The "spoiling" thing just seems way out there, though. Besides being questionable, it's just more parenting than I want from my pedi. If I liked them otherwise and you don't hear this out of the packets, I'd still probably just ignore, though. I get that it'd be nice to be able to discuss parenting comfortably with pedi, you just have to decide how important that is to you.
Yeah, I agree. Your ped might not even know those things are in the handouts and/or might not agree. If I was cool with the ped otherwise I wouldn't care about the handout. If I felt really strongly about what was in there, I'd ask if the ped had read what was being handed out. And then do what I want anyway
the pedis at my practice not only disagree with their handouts, they also disagree with each other. i think it's ridiculous to consider switching pediatricians based on a random handout. if you want to switch, base it on the care your actual child is getting. i worked in an office for years and we'd laugh you out of there if you decided to fire one of our docs because one utterly reasonable one-line suggestion in a generic handout that might not even apply to your baby offended your parenting philosophy's sensibilities.
imagine your ACTUAL conversation:
dr: any sleep problems?
you: (who doesn't expect baby to sttn) No.
dr: good!
alternately:
you: baby doesn't sttn yet. it's been hard on us.
dr: hmmm, well you might try ferber.
you: oh, i don't know if i want to do that.
dr: well there are other methods. here's an alternative.
you're getting worked up over nothing, imo.

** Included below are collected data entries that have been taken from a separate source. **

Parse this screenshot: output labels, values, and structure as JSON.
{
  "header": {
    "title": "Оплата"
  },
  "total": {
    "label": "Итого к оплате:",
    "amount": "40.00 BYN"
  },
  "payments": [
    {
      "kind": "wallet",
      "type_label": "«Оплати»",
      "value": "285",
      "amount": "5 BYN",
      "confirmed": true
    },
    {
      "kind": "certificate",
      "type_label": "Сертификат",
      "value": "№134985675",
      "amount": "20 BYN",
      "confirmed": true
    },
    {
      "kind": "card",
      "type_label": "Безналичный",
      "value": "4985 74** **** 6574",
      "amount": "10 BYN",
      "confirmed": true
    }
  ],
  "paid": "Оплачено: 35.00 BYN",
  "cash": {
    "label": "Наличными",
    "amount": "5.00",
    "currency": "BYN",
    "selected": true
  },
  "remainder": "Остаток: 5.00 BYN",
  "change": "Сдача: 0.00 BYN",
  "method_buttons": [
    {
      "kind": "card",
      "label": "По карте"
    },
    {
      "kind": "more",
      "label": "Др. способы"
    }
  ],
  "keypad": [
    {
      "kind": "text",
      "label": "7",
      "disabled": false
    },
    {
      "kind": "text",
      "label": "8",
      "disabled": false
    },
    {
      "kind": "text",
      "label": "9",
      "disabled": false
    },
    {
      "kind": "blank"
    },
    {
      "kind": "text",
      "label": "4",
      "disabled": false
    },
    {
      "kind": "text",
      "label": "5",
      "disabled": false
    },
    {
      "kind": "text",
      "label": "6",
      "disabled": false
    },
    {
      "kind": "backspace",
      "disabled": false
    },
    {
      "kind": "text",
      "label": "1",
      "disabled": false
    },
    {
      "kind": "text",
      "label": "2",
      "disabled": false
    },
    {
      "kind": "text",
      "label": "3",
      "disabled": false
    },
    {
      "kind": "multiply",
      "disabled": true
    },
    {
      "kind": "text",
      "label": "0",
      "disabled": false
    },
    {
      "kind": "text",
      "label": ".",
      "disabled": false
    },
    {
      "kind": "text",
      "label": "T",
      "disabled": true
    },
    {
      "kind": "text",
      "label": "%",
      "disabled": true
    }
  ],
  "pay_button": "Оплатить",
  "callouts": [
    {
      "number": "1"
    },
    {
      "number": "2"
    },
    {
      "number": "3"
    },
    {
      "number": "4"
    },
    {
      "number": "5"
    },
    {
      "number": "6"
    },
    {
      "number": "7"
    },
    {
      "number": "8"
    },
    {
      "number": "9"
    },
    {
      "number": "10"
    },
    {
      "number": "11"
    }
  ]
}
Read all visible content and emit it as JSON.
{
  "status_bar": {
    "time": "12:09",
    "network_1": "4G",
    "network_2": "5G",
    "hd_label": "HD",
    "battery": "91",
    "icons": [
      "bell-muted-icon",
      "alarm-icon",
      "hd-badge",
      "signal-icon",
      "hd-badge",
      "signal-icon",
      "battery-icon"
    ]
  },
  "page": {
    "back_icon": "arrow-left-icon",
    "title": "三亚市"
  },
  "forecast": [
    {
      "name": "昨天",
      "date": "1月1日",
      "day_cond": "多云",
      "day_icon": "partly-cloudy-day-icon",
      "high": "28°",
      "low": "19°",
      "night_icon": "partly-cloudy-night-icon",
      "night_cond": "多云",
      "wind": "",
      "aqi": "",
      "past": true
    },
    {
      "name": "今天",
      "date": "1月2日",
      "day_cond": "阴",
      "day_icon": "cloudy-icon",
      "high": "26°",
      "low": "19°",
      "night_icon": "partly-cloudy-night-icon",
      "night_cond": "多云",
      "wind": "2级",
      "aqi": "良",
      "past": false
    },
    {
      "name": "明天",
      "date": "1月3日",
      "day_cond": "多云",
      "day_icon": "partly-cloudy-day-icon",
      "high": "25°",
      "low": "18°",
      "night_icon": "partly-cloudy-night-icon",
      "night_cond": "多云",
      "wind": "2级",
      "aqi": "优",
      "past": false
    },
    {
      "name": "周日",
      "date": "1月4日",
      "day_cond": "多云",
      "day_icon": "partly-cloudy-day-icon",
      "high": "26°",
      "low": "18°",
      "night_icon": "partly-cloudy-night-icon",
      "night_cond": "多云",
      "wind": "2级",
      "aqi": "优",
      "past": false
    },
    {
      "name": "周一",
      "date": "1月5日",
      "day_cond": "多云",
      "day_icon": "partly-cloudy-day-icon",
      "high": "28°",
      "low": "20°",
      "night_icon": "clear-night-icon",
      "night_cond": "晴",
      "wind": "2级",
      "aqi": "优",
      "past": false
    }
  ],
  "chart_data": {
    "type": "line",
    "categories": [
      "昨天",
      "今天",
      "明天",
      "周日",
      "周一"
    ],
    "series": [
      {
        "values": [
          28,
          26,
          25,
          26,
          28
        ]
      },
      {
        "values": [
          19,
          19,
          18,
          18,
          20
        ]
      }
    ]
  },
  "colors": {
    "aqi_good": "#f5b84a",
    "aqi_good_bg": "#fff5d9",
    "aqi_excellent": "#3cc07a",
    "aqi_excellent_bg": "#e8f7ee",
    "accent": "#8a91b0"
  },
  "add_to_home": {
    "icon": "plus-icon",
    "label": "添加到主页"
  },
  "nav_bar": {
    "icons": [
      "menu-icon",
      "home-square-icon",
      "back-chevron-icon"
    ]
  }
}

additionally, to the pp -- a doctor has the right to refuse service to patients whose health decisions are against their medical advice in a serious way. its a legal necessity. my office refused to take on patients who insisted on bradley births, because they can't provide what they deem proper medical care to people placing those restrictions on them. you can't force a doctor to do what they deem poor medicine, no matter if you got your opinions from oprah or dr. sears.